La frontière entre le Black Metal et le Doom, dans sa définition la plus extrême toutefois, est souvent poreuse, témoins tous les travaux suicidaires des Shining et autre Forgotten Tomb, voire dans une moindre mesure ceux du Katatonia originel mais la copulation des deux genres aboutit souvent à un même résultat mettant en exergue une lancinance sinistre proche de la catatonie. De fait, rares sont ceux qui tentent réellement de briser une expression mortifère qui commence à tourner en rond.
Encore peu connu, Deadly Carnage apporte néanmoins un peu de sang frais à cette sous-chappelle baptisée Black/Doom. A cela rien d’étonnant lorsque l’on sait que le groupuscule italien comprend parmi ses membres au moins deux activistes de la douleur, de ceux qui ne peuvent conjuguer leur art qu’avec le noir le plus insondable et ce, quelque soit le projet parmi les nombreux qu’ils besognent à intervalles irréguliers : Marco dont on a repéré la batterie aussi bien chez Suicidal Nihilism que Nostalgie et surtout le dénommé Marcello, bassiste de …, dont la corde (Automnal Overdose Of Melancholy) est également disponible, ici derrière le micro. Habitués de la dépression, les musiciens possèdent donc une vraie vision du Black dépressif, qualité qui leur permet de travailler ce matériau, de le transcender.
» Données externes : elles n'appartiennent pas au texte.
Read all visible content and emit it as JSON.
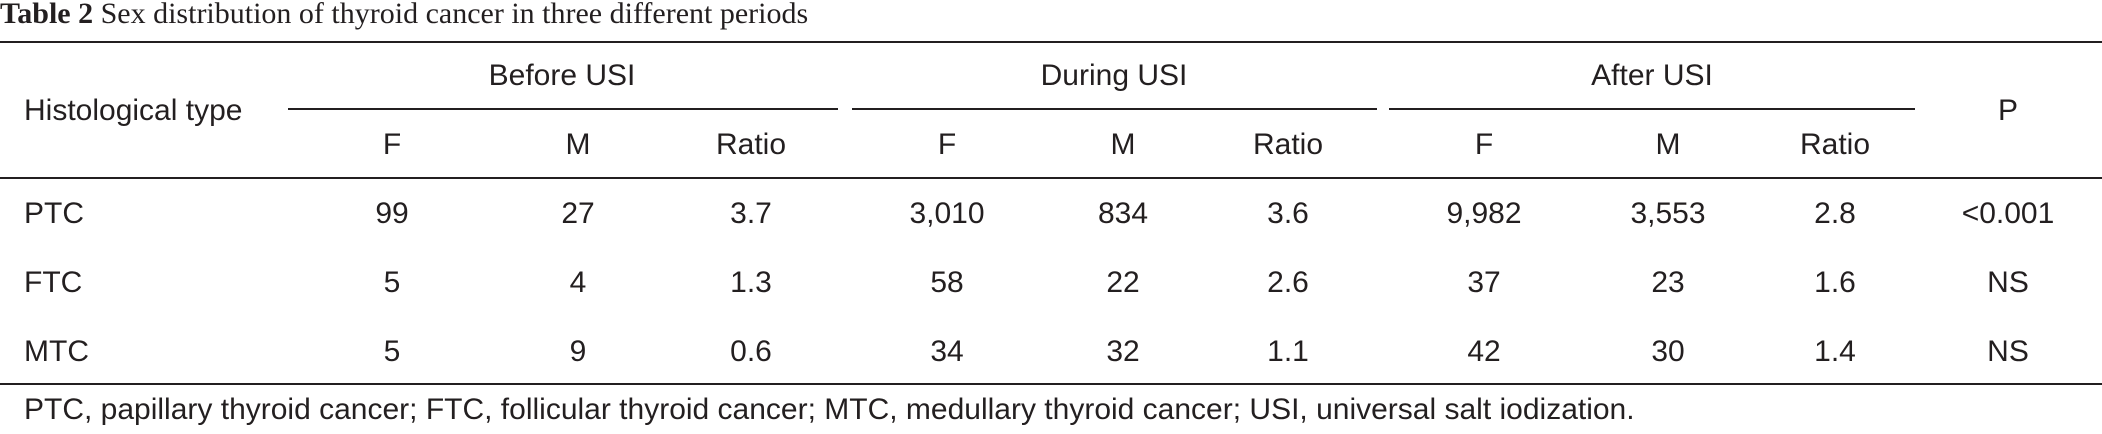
{
  "caption": {
    "label": "Table 2",
    "text": "Sex distribution of thyroid cancer in three different periods"
  },
  "table": {
    "row_header": "Histological type",
    "groups": [
      {
        "label": "Before USI",
        "subcolumns": [
          "F",
          "M",
          "Ratio"
        ]
      },
      {
        "label": "During USI",
        "subcolumns": [
          "F",
          "M",
          "Ratio"
        ]
      },
      {
        "label": "After USI",
        "subcolumns": [
          "F",
          "M",
          "Ratio"
        ]
      }
    ],
    "p_header": "P",
    "rows": [
      {
        "type": "PTC",
        "values": [
          "99",
          "27",
          "3.7",
          "3,010",
          "834",
          "3.6",
          "9,982",
          "3,553",
          "2.8"
        ],
        "p": "<0.001"
      },
      {
        "type": "FTC",
        "values": [
          "5",
          "4",
          "1.3",
          "58",
          "22",
          "2.6",
          "37",
          "23",
          "1.6"
        ],
        "p": "NS"
      },
      {
        "type": "MTC",
        "values": [
          "5",
          "9",
          "0.6",
          "34",
          "32",
          "1.1",
          "42",
          "30",
          "1.4"
        ],
        "p": "NS"
      }
    ]
  },
  "footnote": "PTC, papillary thyroid cancer; FTC, follicular thyroid cancer; MTC, medullary thyroid cancer; USI, universal salt iodization."
}
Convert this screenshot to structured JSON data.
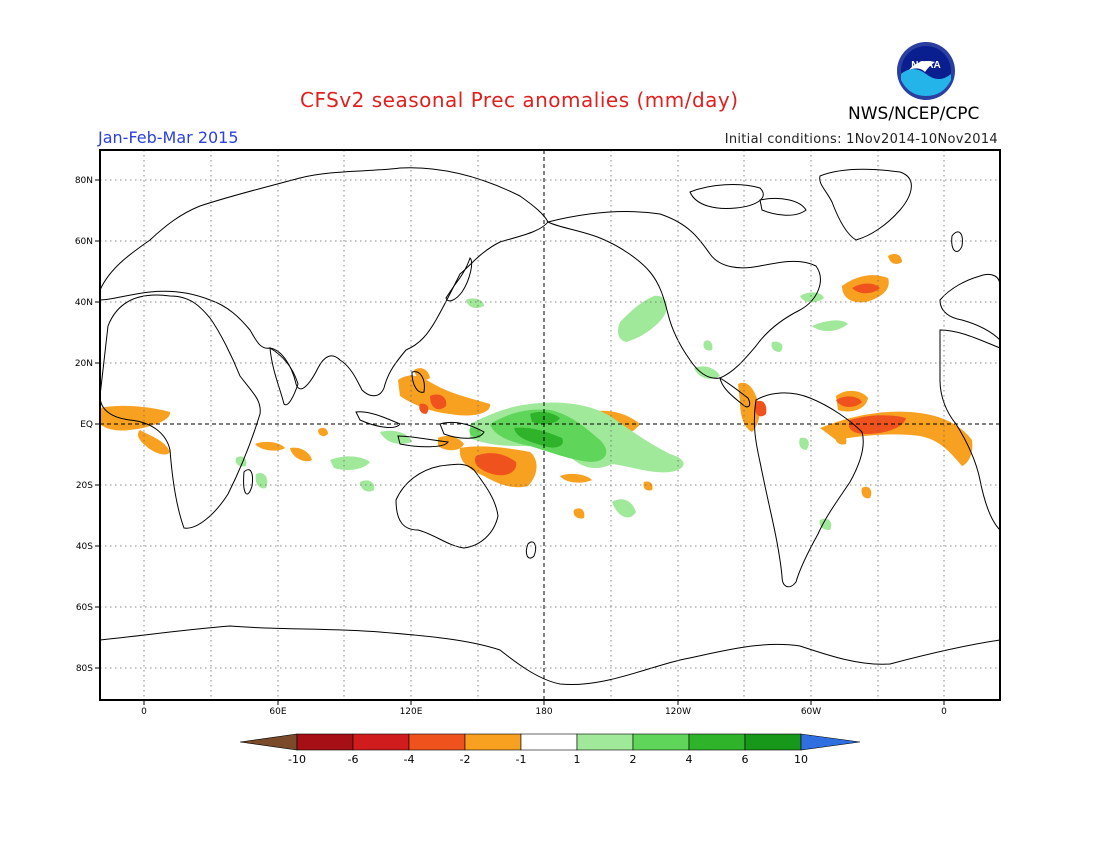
{
  "header": {
    "title": "CFSv2 seasonal Prec anomalies (mm/day)",
    "agency": "NWS/NCEP/CPC",
    "season": "Jan-Feb-Mar 2015",
    "initial_conditions": "Initial conditions: 1Nov2014-10Nov2014",
    "logo_text": "NOAA"
  },
  "map": {
    "lat_labels": [
      "80N",
      "60N",
      "40N",
      "20N",
      "EQ",
      "20S",
      "40S",
      "60S",
      "80S"
    ],
    "lon_labels": [
      "0",
      "60E",
      "120E",
      "180",
      "120W",
      "60W",
      "0"
    ]
  },
  "colorbar": {
    "labels": [
      "-10",
      "-6",
      "-4",
      "-2",
      "-1",
      "1",
      "2",
      "4",
      "6",
      "10"
    ],
    "colors": {
      "lt_-10": "#7a4a2a",
      "-10_-6": "#a50f15",
      "-6_-4": "#d01c1c",
      "-4_-2": "#f0521e",
      "-2_-1": "#f8a020",
      "-1_1": "#ffffff",
      "1_2": "#a0e89a",
      "2_4": "#5fd65a",
      "4_6": "#2fb32a",
      "6_10": "#18981a",
      "gt_10": "#2f6fe0"
    }
  }
}
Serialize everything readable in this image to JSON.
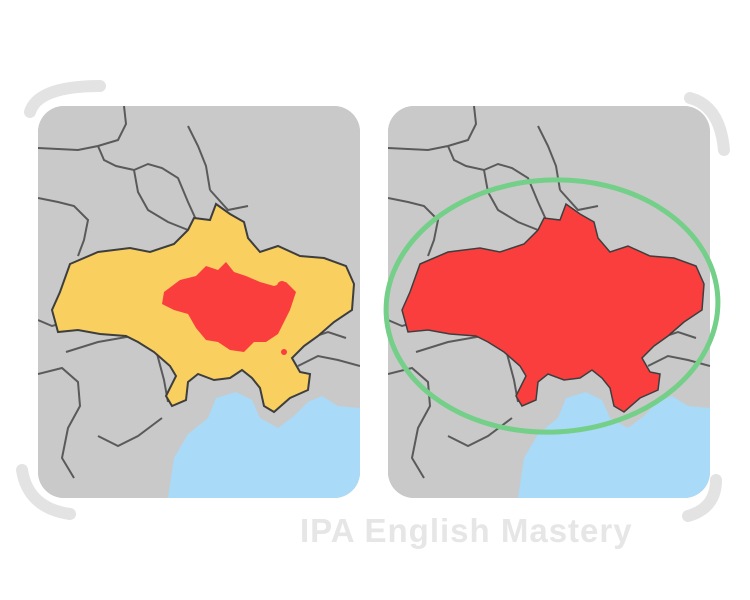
{
  "watermark": "IPA English Mastery",
  "maps": [
    {
      "id": "left",
      "highlight": "size-comparison-overlay"
    },
    {
      "id": "right",
      "highlight": "circled-country"
    }
  ],
  "colors": {
    "land": "#c9c9c9",
    "border": "#5a5a5a",
    "sea": "#a9daf7",
    "overlay_yellow": "#f9d05f",
    "country_red": "#fa3e3e",
    "circle_green": "#74cf88",
    "frame_grey": "#dedede"
  }
}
C’est pourquoi, Sentiero II : Ceneri, qui fait suite à la fois à une première partie qui prennait la forme d’un EP en 2007 et d’une première offrande l’année suivante, Decadenza, ne respecte pas la plupart des invariants propres au Black/Doom dont il n’adopte ni les tempos lents, ni les durées qui qui s’étirent au-delà du supportable. C’est une bonne chose et qui ne l’exonère pourtant à aucun moment d’un désespoir qui paraît infini. Seulement et quand bien même il peut se couler dans un moule suicidaire plus banal ("Parallels", superbe au demeurant car cisaillé de coups de griffes), Deadly Carnage exploite ce sentiment d’une manière souvent tranchante, avec dureté, à l’image du brutal "Guilt Of Discipline", que perfore lors de sa dernière partie, un solo de guitare assez surprenant dans son accroche belle et mélodique, dont on croise un autre exemple lors du magnifiquement douloureux "Growth And New Gods". C’est aussi le cas du ramassé "Epitaph Part I", dont on ne peut nier les racines Black Metal.
Là où la majorité des misanthropes limitent leurs compositions à une poignée d’accords gratouillés approximativement, on devine au contraire chez les Italiens un sens de l’écriture notable qui n’ont pas peur de proposer en fin de parcours une longue ballade émotionnelle chantée en italien ("Ceneri"), exercice à priori improbable qui, s’il étonne tout d’abord, emporte finalement l’adhésion, offrant à l’opus une mort feutrée.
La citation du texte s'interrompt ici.